25 November 2008

Of Mice and Canoers and Rain

It was going to be an awesome trip--four nights in the Boundary Waters with my wife and dad. First week of October--the colors would rub our jaded city eyes like a rainbow massage. Dad was a lifelong Minnesotan, yet this would be his first trip--had to mean things would go well. The saying goes something like Mother Nature is a sweet seductress to newcomers, though once you commit she regularly pummels you. But this was the old feller’s first trip so surely we'd be fine.

It rained for four days--a cold sopping deluge--when it wasn’t fog or drizzle it was coming down at a rate to worry Noah.



Another thing we saw much of was mice. At our final camp I left a food bag out while cooking dinner, then stashed it my wife’s and my tent. We ate, lied about how the weather would be the next day and turned in when the rain recommenced.



Tucked in our bags we heard sounds of unseen nocturnal scamperings. Every time I turned on my light there was nothing. Burrowing back toward sleep came a noise very near. I raised my head and saw a mouse on my chest. I sat with a start and shrieked as it ran onto my shoulder, across my neck and down my other arm. My wife shot up and we managed to chase it out and settle in finally for some sleep. But as soon as our headlamps were off, the rustling was back and louder.

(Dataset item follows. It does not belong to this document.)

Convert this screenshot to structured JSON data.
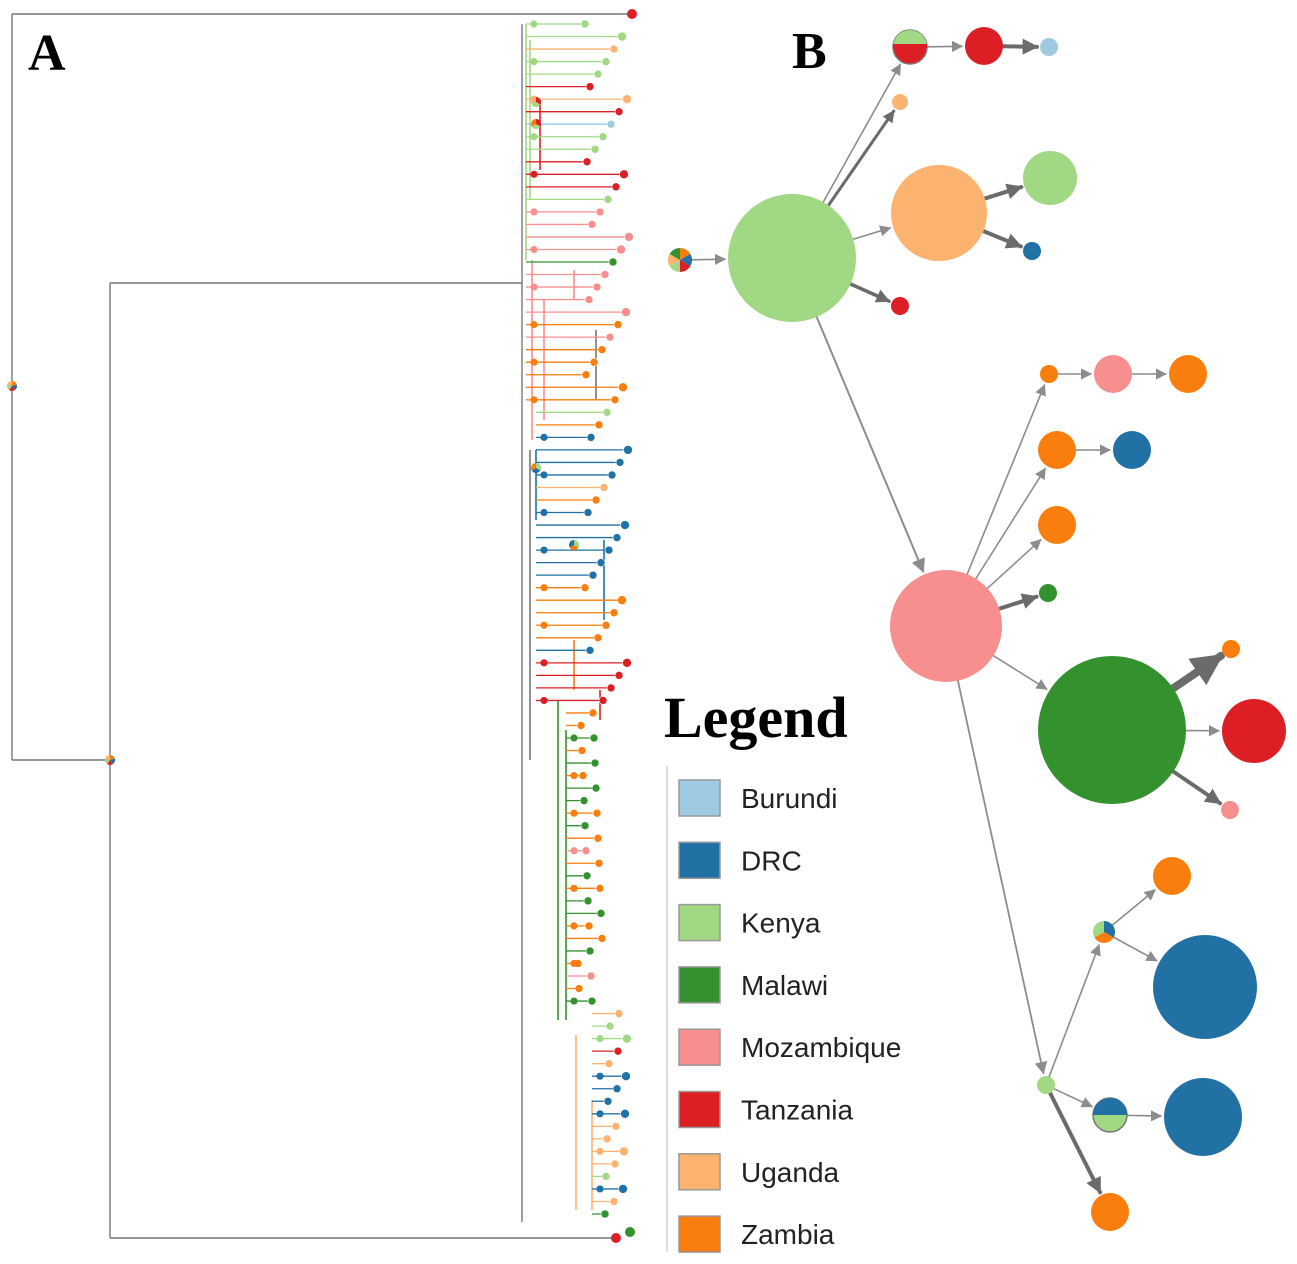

Lights back on, there at our feet were two sets of bright glistening eyes. As we then surmised, three mice had crawled into the foodbag in its brief minutes of accessibility.



Sometime in the wee hours I tested my hand for dryness against the nylon floor. I did it again to make sure, because what I was feeling was a waterbed--three to four inches had accumulated in a pond under the tent. I woke my wife and we piled our gear into the highest corner. It was a well used campsite and all the tent pads were worn depressions in the thin soil. I donned my rain coat and began digging a trench to drain the new lake.

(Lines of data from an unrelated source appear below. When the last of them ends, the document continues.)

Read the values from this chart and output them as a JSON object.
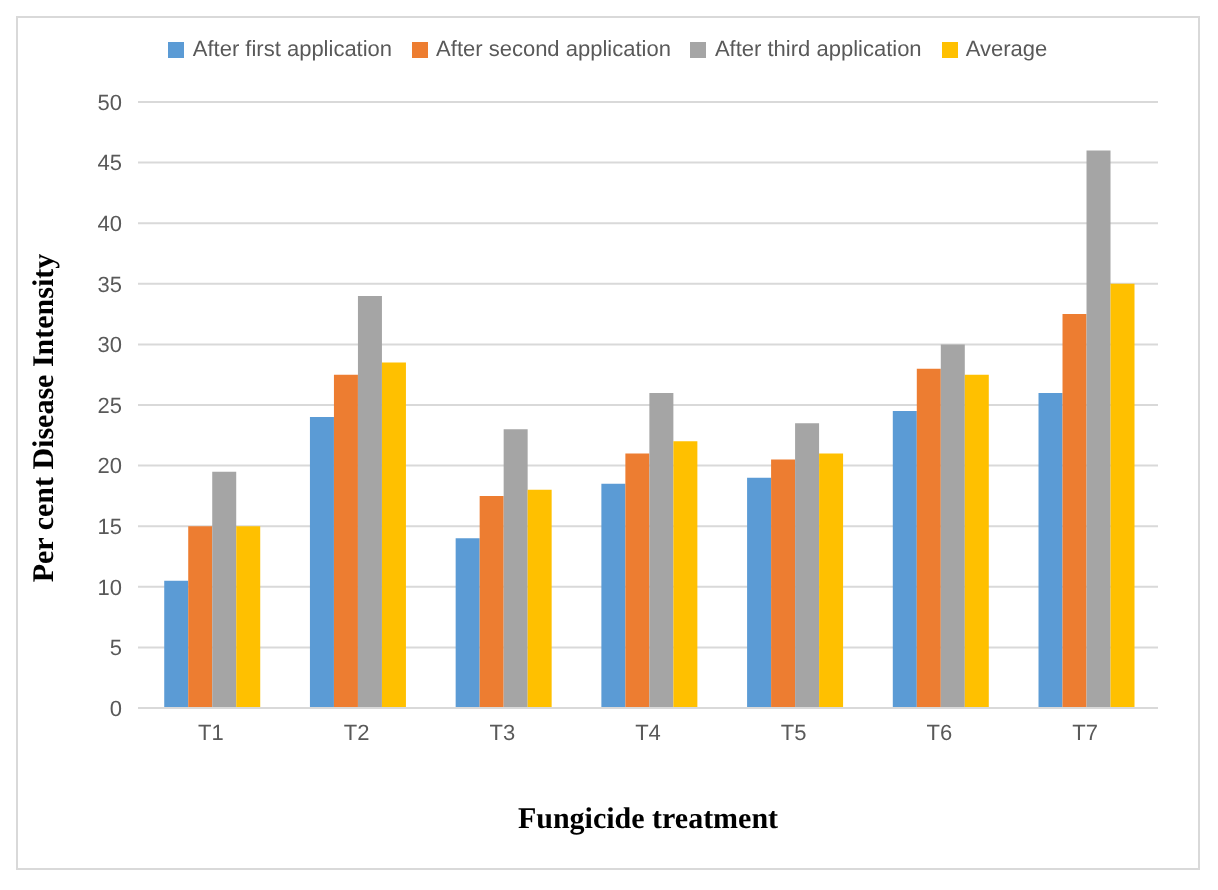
{
  "chart_data": {
    "type": "bar",
    "xlabel": "Fungicide treatment",
    "ylabel": "Per cent Disease Intensity",
    "categories": [
      "T1",
      "T2",
      "T3",
      "T4",
      "T5",
      "T6",
      "T7"
    ],
    "series": [
      {
        "name": "After first application",
        "color": "#5b9bd5",
        "values": [
          10.5,
          24,
          14,
          18.5,
          19,
          24.5,
          26
        ]
      },
      {
        "name": "After second application",
        "color": "#ed7d31",
        "values": [
          15,
          27.5,
          17.5,
          21,
          20.5,
          28,
          32.5
        ]
      },
      {
        "name": "After third application",
        "color": "#a5a5a5",
        "values": [
          19.5,
          34,
          23,
          26,
          23.5,
          30,
          46
        ]
      },
      {
        "name": "Average",
        "color": "#ffc000",
        "values": [
          15,
          28.5,
          18,
          22,
          21,
          27.5,
          35
        ]
      }
    ],
    "ylim": [
      0,
      50
    ],
    "yticks": [
      0,
      5,
      10,
      15,
      20,
      25,
      30,
      35,
      40,
      45,
      50
    ],
    "grid": "y",
    "legend": "top"
  }
}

The rain stopped for a while in the morning, but started by the time we were on the water. Reaching the final stretch, a few mile paddle across large Brule Lake, raindrops were shooting straight into our faces. By now our gear was wet, so the prospect of hanging out for the wind to die was infinitely inferior to the hot tub and sauna waiting in Grand Marais. The headwind made the paddling a crawl and the cold rain sapped strength and soaked clothes. By the time we reached the end of a bay the waves were smashing over the bow. My wife was huddled and praying (something I’d never seen her do) in the center of the boat. Dad shouted through the blow that we should turn around and retreat to a small island recently passed. We lay hard into our paddles and spun the canoe in the trough between two waves and shot into the calm water behind the island.

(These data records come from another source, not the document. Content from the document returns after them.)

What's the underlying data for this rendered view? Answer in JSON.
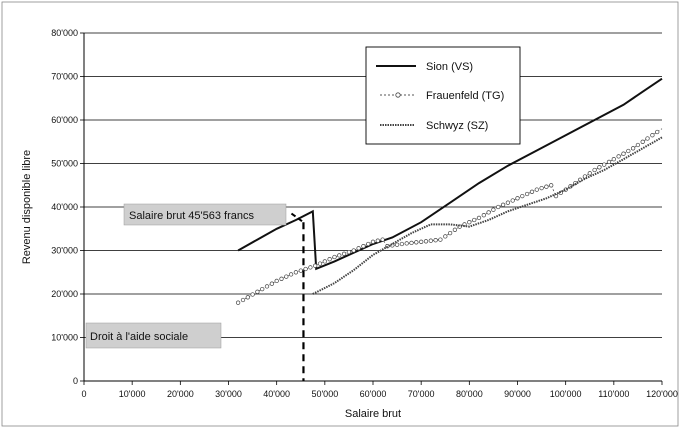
{
  "chart_data": {
    "type": "line",
    "xlabel": "Salaire brut",
    "ylabel": "Revenu disponible libre",
    "xlim": [
      0,
      120000
    ],
    "ylim": [
      0,
      80000
    ],
    "x_ticks": [
      "0",
      "10'000",
      "20'000",
      "30'000",
      "40'000",
      "50'000",
      "60'000",
      "70'000",
      "80'000",
      "90'000",
      "100'000",
      "110'000",
      "120'000"
    ],
    "y_ticks": [
      "0",
      "10'000",
      "20'000",
      "30'000",
      "40'000",
      "50'000",
      "60'000",
      "70'000",
      "80'000"
    ],
    "grid": true,
    "legend_position": "top",
    "series": [
      {
        "name": "Sion (VS)",
        "style": "solid",
        "color": "#111111",
        "x": [
          32000,
          36000,
          40000,
          44000,
          47500,
          48200,
          52000,
          56000,
          60000,
          64000,
          70000,
          76000,
          82000,
          88000,
          94000,
          100000,
          106000,
          112000,
          116000,
          120000
        ],
        "y": [
          30000,
          32500,
          35000,
          37000,
          39000,
          25800,
          27500,
          29500,
          31500,
          33000,
          36500,
          41000,
          45500,
          49500,
          53000,
          56500,
          60000,
          63500,
          66500,
          69500
        ]
      },
      {
        "name": "Frauenfeld (TG)",
        "style": "dotted-circles",
        "color": "#555555",
        "x": [
          32000,
          36000,
          40000,
          44000,
          48000,
          52000,
          56000,
          60000,
          62000,
          63000,
          66000,
          70000,
          74000,
          78000,
          82000,
          86000,
          90000,
          94000,
          97000,
          98000,
          102000,
          106000,
          110000,
          114000,
          118000,
          120000
        ],
        "y": [
          18000,
          20500,
          23000,
          25000,
          26500,
          28500,
          30000,
          32000,
          32500,
          31000,
          31500,
          32000,
          32500,
          35500,
          37500,
          40000,
          42000,
          44000,
          45000,
          42500,
          45500,
          48500,
          51000,
          53500,
          56500,
          58000
        ]
      },
      {
        "name": "Schwyz (SZ)",
        "style": "dashed",
        "color": "#444444",
        "x": [
          47500,
          52000,
          56000,
          60000,
          64000,
          68000,
          72000,
          76000,
          80000,
          84000,
          88000,
          92000,
          96000,
          100000,
          104000,
          108000,
          112000,
          116000,
          120000
        ],
        "y": [
          20000,
          22500,
          25500,
          29000,
          31500,
          34000,
          36000,
          36000,
          35500,
          37000,
          39000,
          40500,
          42000,
          44000,
          46500,
          48500,
          51000,
          53500,
          56000
        ]
      }
    ],
    "annotations": [
      {
        "text": "Salaire brut 45'563 francs",
        "x": 45563
      },
      {
        "text": "Droit à l'aide sociale"
      }
    ]
  }
}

We spent four hours shivering in a tiny clearing amongst dripping cedar and pine boughs. Looking toward the lake, trying to gauge whether the water was flattening, I mistrusted my eyes because I had urged us to go the first time. Finally we couldn’t wait any longer and launched. We rounded the island were cautiously excited then giddy at the much calmer water. We still paddled manically, afraid at any moment a giant sweep of water would arise to quash our hesitant relief.



My wife and dad both had to work early the next morning and I figured they’d want to begin the long drive home immediately. But (like mine) their dreams of warmth in the wet cold outdoors had vented from visions of hot sauna steam, so in town we dined on burgers and slipped into the local sweathouse for a restorative cook before the dark return.